Port 989: FTPS Data — The deprecated port that refuses to die

Port 989 carries the data channel for implicit FTPS (FTP over SSL/TLS)—an older, deprecated way of securing file transfers that never quite made it into the official standards but refuses to disappear.

What runs on port 989

Port 989 handles the data channel for implicit FTPS. While port 990 carries the control commands ("send this file," "list that directory"), port 989 carries the actual file payloads—the binary streams of documents, images, databases, everything being transferred.¹

The "implicit" part means the connection is encrypted from the first moment. No negotiation. No plaintext handshake. The client connects to port 989 and immediately starts speaking SSL/TLS. If encryption can't be established, the connection drops.²

This is different from explicit FTPS, which starts on the standard FTP ports (20/21) and negotiates encryption after the initial connection. Explicit FTPS became the official standard in RFC 4217 (2005). Implicit FTPS never got an RFC at all.³

The protocol that was never standardized

Here's the strange part: implicit FTPS was never formally defined in any RFC. It emerged in the mid-1990s as an early attempt to add SSL/TLS to FTP, but when RFC 4217 was finally published in 2005, it only standardized explicit FTPS.⁴

This means every implementation of implicit FTPS is technically operating without official specification. Different servers and clients interpret the protocol slightly differently. What works with one FTPS server might fail with another. It's the Internet equivalent of everyone speaking a dialect that was never written down.⁵

Despite this—or perhaps because of it—implicit FTPS became widely deployed in enterprise environments throughout the late 1990s and early 2000s. And once something is deployed in enterprise, it doesn't go away easily.

Why it's deprecated (but still everywhere)

Implicit FTPS is officially deprecated. Every modern security guide recommends explicit FTPS instead. The reasons are clear:

• No formal standard — Implementations vary, causing compatibility issues
• Fixed ports — Requires firewall rules for both 989 and 990
• No flexibility — Always encrypted, even when testing or debugging
• Superseded — Explicit FTPS (RFC 4217) does everything implicit FTPS does, but with standardization⁶

Yet port 989 keeps running. Financial institutions, healthcare systems, government agencies—organizations that deployed implicit FTPS twenty years ago and never migrated. The files keep flowing. The port keeps listening.
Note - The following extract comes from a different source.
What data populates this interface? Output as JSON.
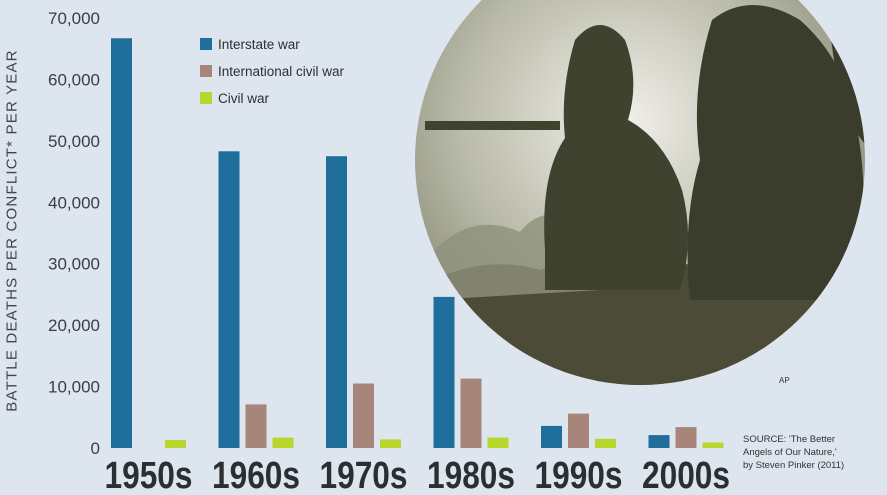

There's something almost admirable about it. A protocol that was never officially blessed, deprecated in favor of its successor, yet still trusted to move sensitive data across the Internet every day.

How implicit FTPS works

When a client connects to an implicit FTPS server:

1. Client connects to port 990 (control channel) or port 989 (data channel)
2. SSL/TLS handshake begins immediately — No plaintext negotiation
3. If encryption fails, connection drops — No fallback to unencrypted FTP
4. All commands and data flow through encrypted channels⁷

The data channel (port 989) can operate in either active or passive mode, just like regular FTP. But unlike regular FTP, every byte is wrapped in SSL/TLS before it touches the network.

Security considerations

Implicit FTPS is more stringent than explicit FTPS in one way: it never falls back to unencrypted communication. If SSL/TLS can't be established, the connection simply fails.⁸

But this rigidity is also a weakness. When troubleshooting, you can't temporarily disable encryption to isolate the problem. When testing, you can't start with plaintext and add encryption later. It's all or nothing.

The bigger concern is the lack of standardization. Different implementations might support different cipher suites, handle certificate validation differently, or negotiate TLS versions in incompatible ways. What's secure on one server might be vulnerable on another.

If you're running implicit FTPS today, you should migrate to explicit FTPS (FTPES) or, better yet, SFTP (which uses SSH on port 22 and has nothing to do with FTP despite the name).

Checking what's on port 989

To see if something is listening on port 989:

# On Linux/Mac
sudo lsof -i :989
sudo netstat -tlnp | grep :989

# On Windows
netstat -ano | findstr :989

To test if it's actually FTPS:

# Attempt SSL/TLS connection
openssl s_client -connect server.example.com:989

If you see SSL/TLS handshake output, you've found an implicit FTPS server. If the connection is refused or times out, either nothing is listening or a firewall is blocking the port.

Related ports

• Port 990 — Implicit FTPS control channel (commands)
• Port 20 — FTP data channel (unencrypted)
• Port 21 — FTP control channel (unencrypted)
• Port 22 — SSH/SFTP (completely different protocol)

The ghost in the machine

Port 989 is a ghost. It carries a protocol that was never standardized, deprecated in favor of explicit FTPS, yet still running on thousands of servers worldwide. Every day it moves files for organizations that deployed it decades ago and never found the time—or the budget—to migrate.

It's a reminder that the Internet doesn't replace old protocols cleanly. It just layers new ones on top, leaving the old ones running in the basement, carrying packets for systems that refuse to die.